I am sure this particular finnish forum often presents just fine questions related to noise, that could be interesting to discuss. It just usually won't happen over there.
Like question of lack of female presence in documentary, not sure if it is particularly good question, but it is something that can be asked, and would be very easy to answer as well. If documentary is about things that actually exists and has happened in context of theme of the document (real deal noise, not experimental sound, performance art, etc)... Then that's that.
I think the absolute core idea, that can be found from documentary as well as SI interview with director, is that it is all up to just doing it.

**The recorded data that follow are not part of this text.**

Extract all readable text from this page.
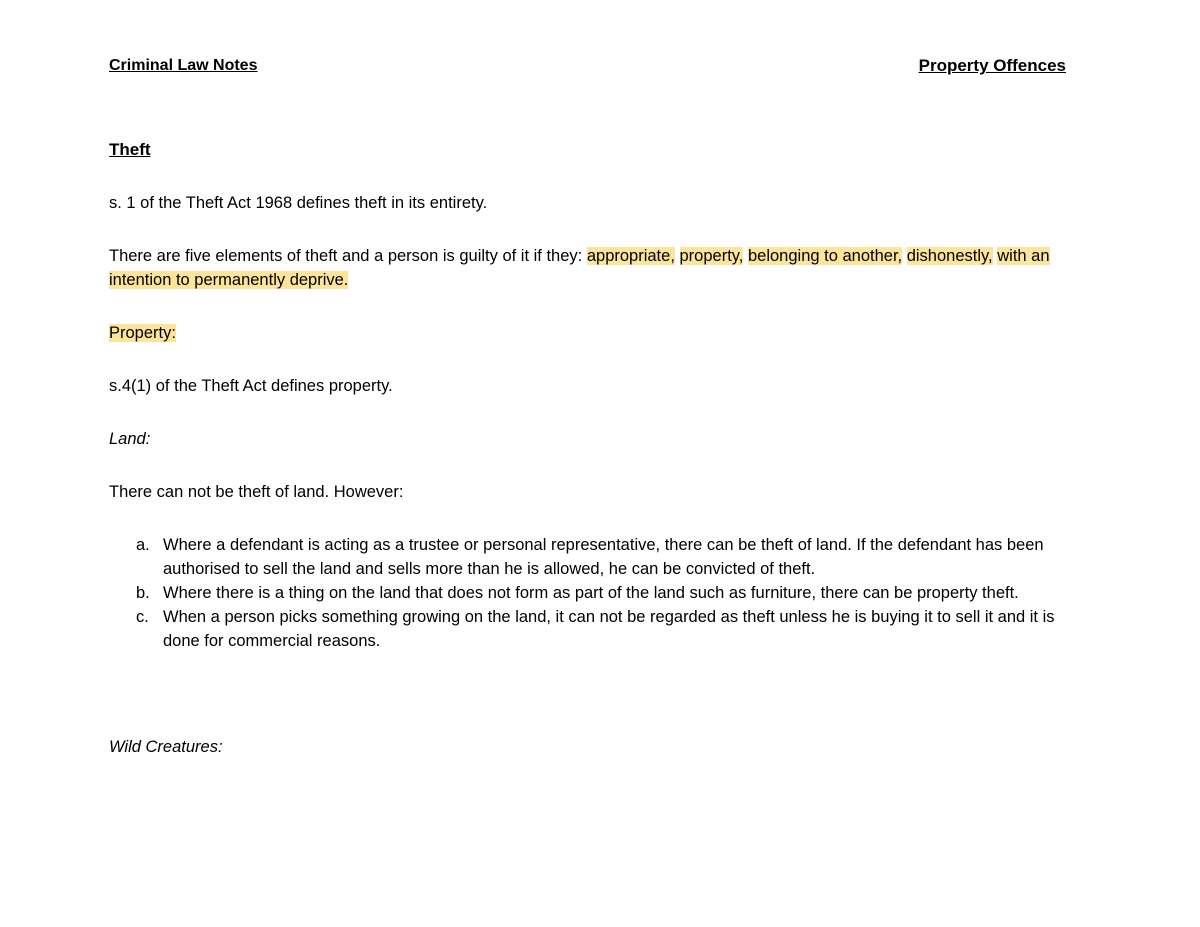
Criminal Law Notes	Property Offences
Theft

s. 1 of the Theft Act 1968 defines theft in its entirety.

There are five elements of theft and a person is guilty of it if they: appropriate, property, belonging to another, dishonestly, with an intention to permanently deprive.

Property:

s.4(1) of the Theft Act defines property.

Land:

There can not be theft of land. However:

a. Where a defendant is acting as a trustee or personal representative, there can be theft of land. If the defendant has been authorised to sell the land and sells more than he is allowed, he can be convicted of theft.
b. Where there is a thing on the land that does not form as part of the land such as furniture, there can be property theft.
c. When a person picks something growing on the land, it can not be regarded as theft unless he is buying it to sell it and it is done for commercial reasons.

Wild Creatures:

As encouragement, I am sure director could give even exact details what was being used. What I could mention from technical aspects, almost all live footage is smartphone videos. They are pretty damn good in quality. At least good enough for DIY documentary. Part of the interviews are that too. Software used to edit the video is free for anyone to download. If you got half decent phone, you don't need even computer. You can download something like capcut or anything like it, and you're pretty much ready to go. For advanced and higher aiming documentarists, one might want to look into lavalier mic and avoid the loud hollow room echos and distance quiet interview sound. That's like 30 euro investment and you get the broadcast quality sound.
Knowing that this is it, makes question interesting. Next step is merely the thing that is both blessing but also curse of DIY: One has to actually do it. No money needed really, just prioritizing what you spend your time with. Almost everybody has technology accessible. Also free instant distribution is just matter of signing up to video streaming service. Melun Maa should work as encouragement that (theoretically) anyone can do it.